The this pointer of a C++ class instance points to the internal class object built by the C++ compiler. A C++ class with virtual functions contains a vtable to access those functions. Because the vtable is the first object in the C++ class object, the this pointer is in effect a pointer to a pointer to a vtable. That is, it has the same binary layout as a COM interface.
Why we have to use the corresponding interface pointer as the this parameter.
There are of course other means to do that, as long as you are the implementer of the component.

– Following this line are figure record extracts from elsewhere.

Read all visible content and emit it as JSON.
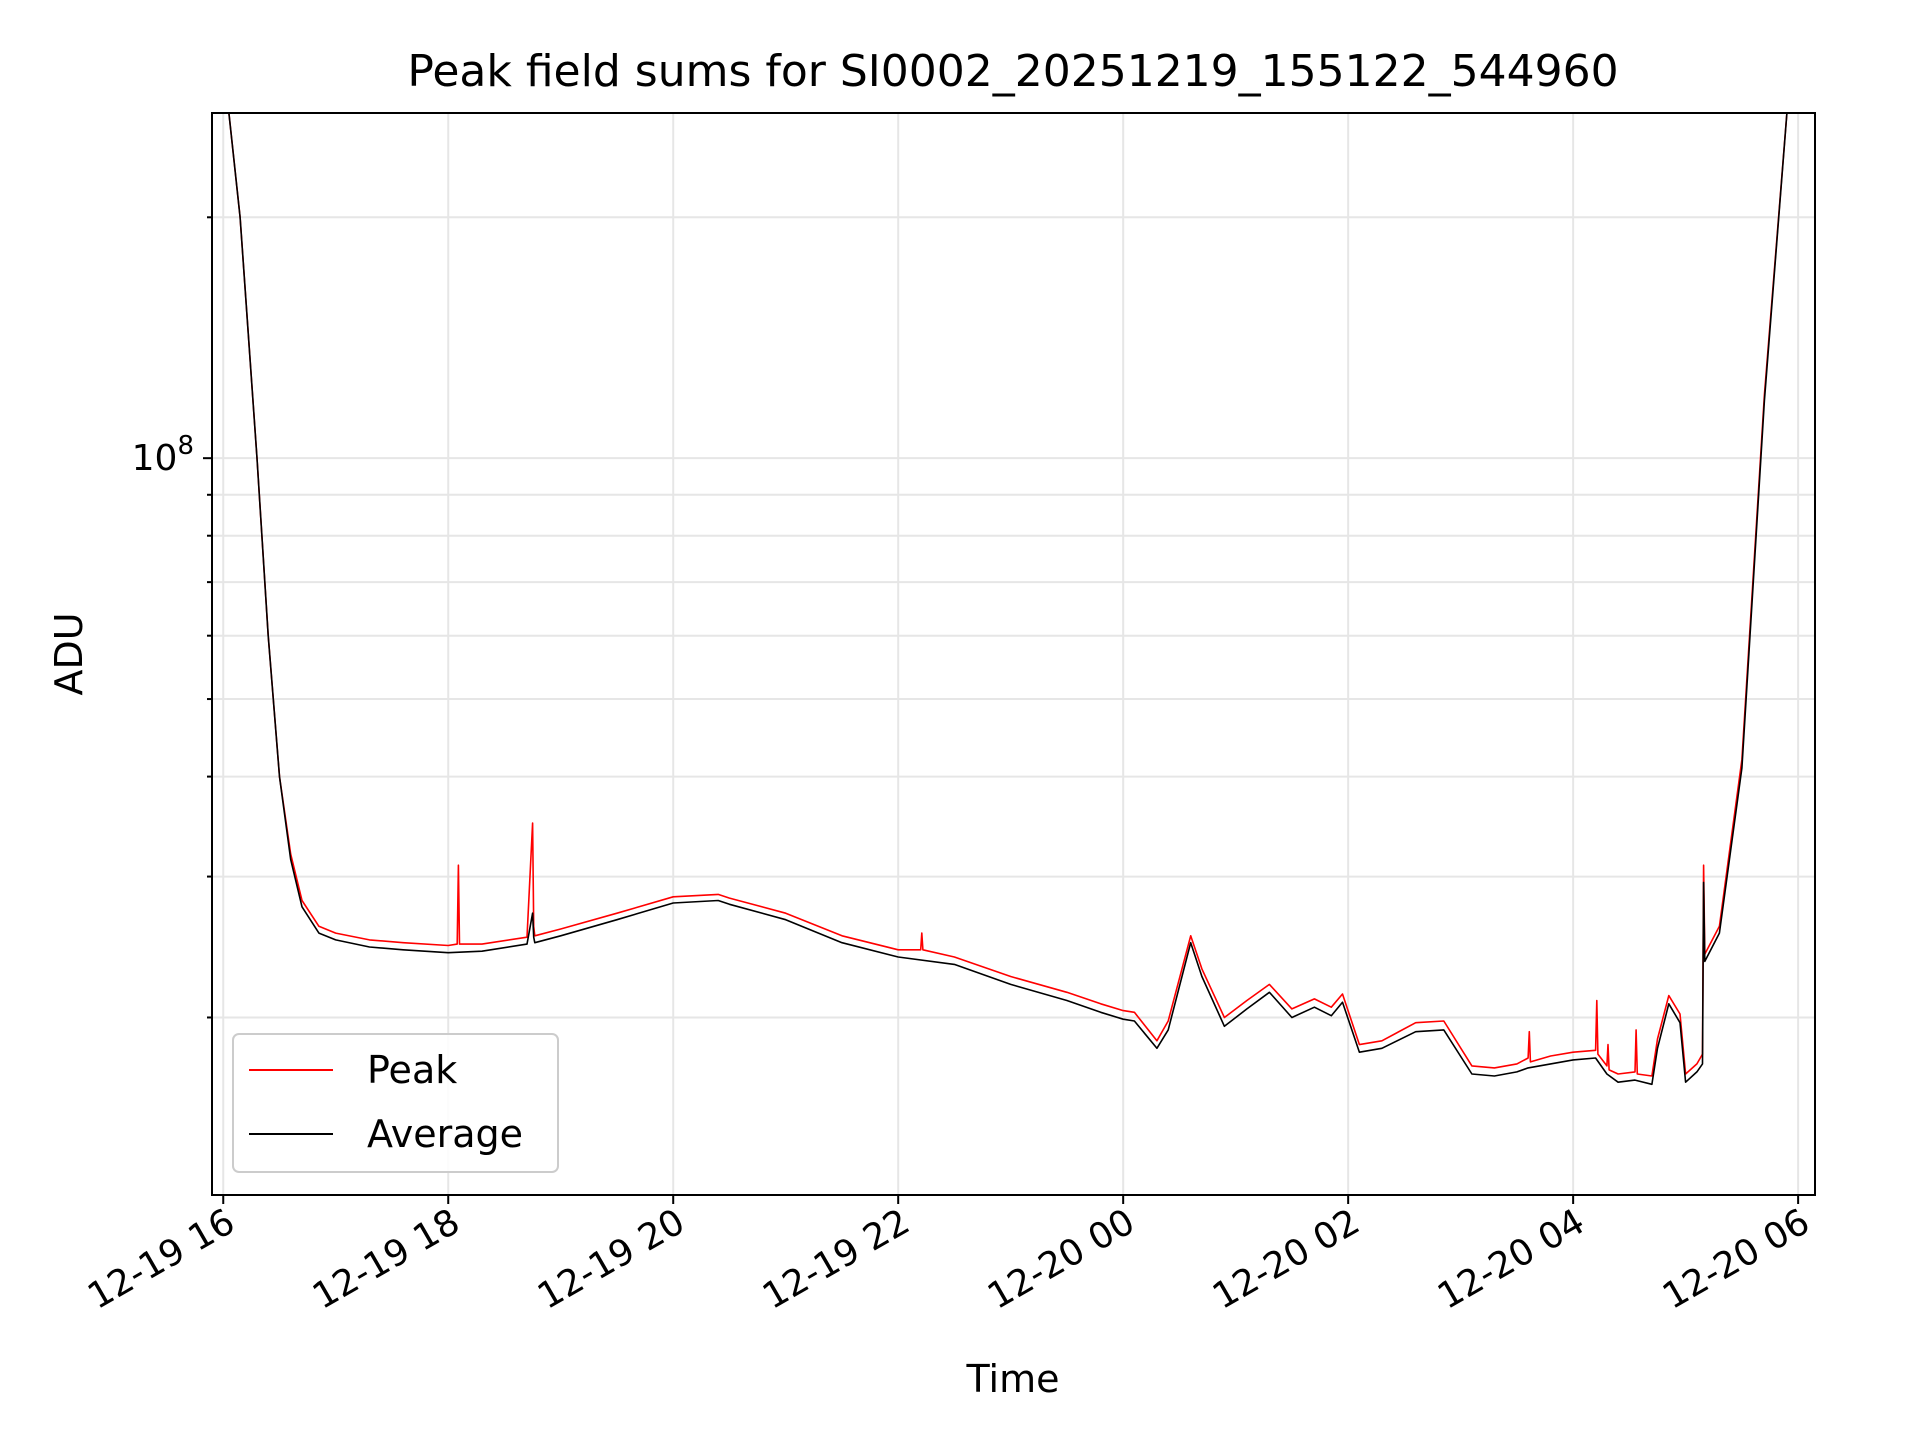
{
  "chart_data": {
    "type": "line",
    "title": "Peak field sums for SI0002_20251219_155122_544960",
    "xlabel": "Time",
    "ylabel": "ADU",
    "yscale": "log",
    "grid": true,
    "legend_position": "lower-left",
    "x_unit": "hours since 12-19 00:00",
    "xlim": [
      15.9,
      30.15
    ],
    "ylim": [
      12000000,
      270000000
    ],
    "x_ticks": [
      {
        "value": 16,
        "label": "12-19 16"
      },
      {
        "value": 18,
        "label": "12-19 18"
      },
      {
        "value": 20,
        "label": "12-19 20"
      },
      {
        "value": 22,
        "label": "12-19 22"
      },
      {
        "value": 24,
        "label": "12-20 00"
      },
      {
        "value": 26,
        "label": "12-20 02"
      },
      {
        "value": 28,
        "label": "12-20 04"
      },
      {
        "value": 30,
        "label": "12-20 06"
      }
    ],
    "y_major_ticks": [
      {
        "value": 100000000,
        "base": "10",
        "exponent": "8"
      }
    ],
    "y_minor_ticks": [
      20000000,
      30000000,
      40000000,
      50000000,
      60000000,
      70000000,
      80000000,
      90000000,
      200000000
    ],
    "series": [
      {
        "name": "Peak",
        "color": "#ff0000",
        "x": [
          16.05,
          16.15,
          16.3,
          16.4,
          16.5,
          16.6,
          16.7,
          16.85,
          17.0,
          17.3,
          17.6,
          18.0,
          18.08,
          18.09,
          18.1,
          18.3,
          18.7,
          18.75,
          18.76,
          18.77,
          19.0,
          19.5,
          20.0,
          20.4,
          20.5,
          21.0,
          21.5,
          22.0,
          22.2,
          22.21,
          22.22,
          22.5,
          23.0,
          23.5,
          23.8,
          24.0,
          24.1,
          24.3,
          24.4,
          24.6,
          24.7,
          24.9,
          25.1,
          25.3,
          25.5,
          25.7,
          25.85,
          25.95,
          26.1,
          26.3,
          26.6,
          26.85,
          27.1,
          27.3,
          27.5,
          27.6,
          27.61,
          27.62,
          27.8,
          28.0,
          28.2,
          28.21,
          28.22,
          28.3,
          28.31,
          28.32,
          28.4,
          28.55,
          28.56,
          28.57,
          28.7,
          28.75,
          28.85,
          28.95,
          29.0,
          29.1,
          29.15,
          29.16,
          29.17,
          29.3,
          29.5,
          29.7,
          29.9
        ],
        "values": [
          270000000,
          200000000,
          100000000,
          60000000,
          40000000,
          32000000,
          28000000,
          26000000,
          25500000,
          25000000,
          24800000,
          24600000,
          24700000,
          31000000,
          24700000,
          24700000,
          25200000,
          35000000,
          26000000,
          25300000,
          25800000,
          27000000,
          28300000,
          28500000,
          28200000,
          27000000,
          25300000,
          24300000,
          24300000,
          25500000,
          24300000,
          23800000,
          22500000,
          21500000,
          20800000,
          20400000,
          20300000,
          18700000,
          19800000,
          25300000,
          23000000,
          20000000,
          21000000,
          22000000,
          20500000,
          21100000,
          20600000,
          21400000,
          18500000,
          18700000,
          19700000,
          19800000,
          17400000,
          17300000,
          17500000,
          17800000,
          19200000,
          17600000,
          17900000,
          18100000,
          18200000,
          21000000,
          18000000,
          17400000,
          18500000,
          17200000,
          17000000,
          17100000,
          19300000,
          17000000,
          16900000,
          18800000,
          21300000,
          20200000,
          17000000,
          17500000,
          18000000,
          31000000,
          24000000,
          26000000,
          42000000,
          120000000,
          270000000
        ]
      },
      {
        "name": "Average",
        "color": "#000000",
        "x": [
          16.05,
          16.15,
          16.3,
          16.4,
          16.5,
          16.6,
          16.7,
          16.85,
          17.0,
          17.3,
          17.6,
          18.0,
          18.3,
          18.7,
          18.75,
          18.76,
          18.77,
          19.0,
          19.5,
          20.0,
          20.4,
          20.5,
          21.0,
          21.5,
          22.0,
          22.5,
          23.0,
          23.5,
          23.8,
          24.0,
          24.1,
          24.3,
          24.4,
          24.6,
          24.7,
          24.9,
          25.1,
          25.3,
          25.5,
          25.7,
          25.85,
          25.95,
          26.1,
          26.3,
          26.6,
          26.85,
          27.1,
          27.3,
          27.5,
          27.6,
          27.8,
          28.0,
          28.2,
          28.3,
          28.4,
          28.55,
          28.7,
          28.75,
          28.85,
          28.95,
          29.0,
          29.1,
          29.15,
          29.16,
          29.17,
          29.3,
          29.5,
          29.7,
          29.9
        ],
        "values": [
          270000000,
          200000000,
          100000000,
          60000000,
          40000000,
          31500000,
          27500000,
          25500000,
          25000000,
          24500000,
          24300000,
          24100000,
          24200000,
          24700000,
          27000000,
          25200000,
          24800000,
          25300000,
          26500000,
          27800000,
          28000000,
          27700000,
          26500000,
          24800000,
          23800000,
          23300000,
          22000000,
          21000000,
          20300000,
          19900000,
          19800000,
          18300000,
          19300000,
          24800000,
          22500000,
          19500000,
          20500000,
          21500000,
          20000000,
          20600000,
          20100000,
          20900000,
          18100000,
          18300000,
          19200000,
          19300000,
          17000000,
          16900000,
          17100000,
          17300000,
          17500000,
          17700000,
          17800000,
          17000000,
          16600000,
          16700000,
          16500000,
          18300000,
          20800000,
          19700000,
          16600000,
          17100000,
          17500000,
          29500000,
          23500000,
          25500000,
          41000000,
          118000000,
          270000000
        ]
      }
    ]
  }
}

But this is not the case for the clients of our component. When the component is built using the COM way, clients of our component know nothing about the internals of our component. Clients can only take hold of the interface pointer, and this is the very pointer that will be passed into the interface method as the this parameter. Under this expectation, the compiler has no choice but to generate the interface method's code based on this specific this pointer.
So the above reasoning leads to the result that:
It must be assured that each function in a vtable must recieve the corresponding interface pointer as its "this" parameter.

COM interface

To summarize, it is important to understand what a COM interface is, and is not:
  1. The pure virtual definition carries no implementation. If you are a C++ programmer, you can define your implementation of an interface as a class, but this falls under the heading of implementation details, which COM does not specify. An instance of an object that implements an interface must be created for the interface actually to exist. Furthermore, different object classes may implement an interface differently yet be used interchangeably in binary form, as long as the behavior conforms to the interface definition.
  2. A COM interface is not an object and is simply a related group of functions. A COM interface is the binary standard through which clients and objects communicate. As long as it can provide pointers to interface methods, the object can be implemented in any language with any internal state representation.
  3. COM interfaces are strongly typed. Every interface has its own interface identifier (a GUID), which eliminates the possibility of duplication that could occur with any other naming scheme.
  4. COM interfaces are immutable. You cannot define a new version of an old interface and give it the same identifier. Adding or removing methods of an interface or changing semantics creates a new interface, not a new version of an old interface. Therefore, a new interface cannot conflict with an old interface. However, objects can support multiple interfaces simultaneously and can expose interfaces that are successive revisions of an interface, with different identifiers. Thus, each interface is a separate contract, and systemwide objects need not be concerned about whether the version of the interface they are calling is the one they expect. The interface ID (IID) defines the interface contract explicitly and uniquely.